Schema Scout
Find the right table in a warehouse with thousands of them
Ask "where is customer email stored?" and get an answer, not a 50-page data dictionary. Scans your warehouse metadata and, where allowed, profiles tables to build a searchable semantic index so you stop wasting hours hunting for the right data.
PROMPT
Create a skill called "Schema Scout". Connect to my data warehouse and build a searchable catalog. For each table, record: name, schema, row count, column names and types, freshness (last updated), and any existing descriptions or comments. Where access allows, include sample values or profiling stats that help explain what the table contains. Generate plain-English descriptions for columns based on their names and data patterns (e.g., "cust_email" → "Customer email address, VARCHAR, 98% populated"). Build a semantic index so I can ask questions like "Where is customer email stored?" or "Which table has order revenue?" and get direct answers. Detect tables that appear to contain overlapping data and recommend canonical sources.
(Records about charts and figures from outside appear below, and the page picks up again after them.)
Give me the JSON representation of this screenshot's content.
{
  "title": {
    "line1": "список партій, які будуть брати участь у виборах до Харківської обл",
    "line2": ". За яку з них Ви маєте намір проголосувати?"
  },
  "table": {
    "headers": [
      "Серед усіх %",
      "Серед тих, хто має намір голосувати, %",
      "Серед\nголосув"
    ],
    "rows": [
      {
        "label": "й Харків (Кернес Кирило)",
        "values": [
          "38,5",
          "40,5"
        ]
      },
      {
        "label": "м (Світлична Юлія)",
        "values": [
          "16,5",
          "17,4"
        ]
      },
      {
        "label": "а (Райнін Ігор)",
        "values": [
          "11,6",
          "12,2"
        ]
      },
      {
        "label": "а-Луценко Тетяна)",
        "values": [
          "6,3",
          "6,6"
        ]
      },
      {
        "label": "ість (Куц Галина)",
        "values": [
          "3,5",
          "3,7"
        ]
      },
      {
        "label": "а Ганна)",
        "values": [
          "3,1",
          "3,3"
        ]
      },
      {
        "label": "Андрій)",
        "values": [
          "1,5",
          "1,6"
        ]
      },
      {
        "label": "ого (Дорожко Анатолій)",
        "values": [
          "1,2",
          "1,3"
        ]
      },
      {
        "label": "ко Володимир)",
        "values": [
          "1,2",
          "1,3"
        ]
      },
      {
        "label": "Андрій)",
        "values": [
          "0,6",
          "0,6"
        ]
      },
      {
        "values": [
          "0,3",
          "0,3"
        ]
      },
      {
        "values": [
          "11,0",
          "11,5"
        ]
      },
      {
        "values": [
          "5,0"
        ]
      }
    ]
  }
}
Update the index on a weekly schedule.
How It Works
Large data warehouses have thousands of tables with names like `stg_crm_contacts_v2`
and `dim_customer_legacy_backup`. Nobody knows which customer table is canonical.
This skill builds a semantic index from your warehouse metadata so you can search
in plain English.
What You Get
- A searchable catalog of all tables and columns
- Plain-English descriptions generated from column names, data patterns, and usage
- Duplicate table detection (tables with overlapping data)
- Canonical source recommendations based on freshness, completeness, and usage
- Lineage tracing (which tables feed into which)
- Column-level search ("where is email address stored?")
Setup Steps
- Ask your Claw to create a "Schema Scout" skill with the prompt below
- Connect it to your data warehouse (Snowflake, BigQuery, Postgres, Redshift)
- Let it scan metadata and build the index (takes a few minutes for large warehouses)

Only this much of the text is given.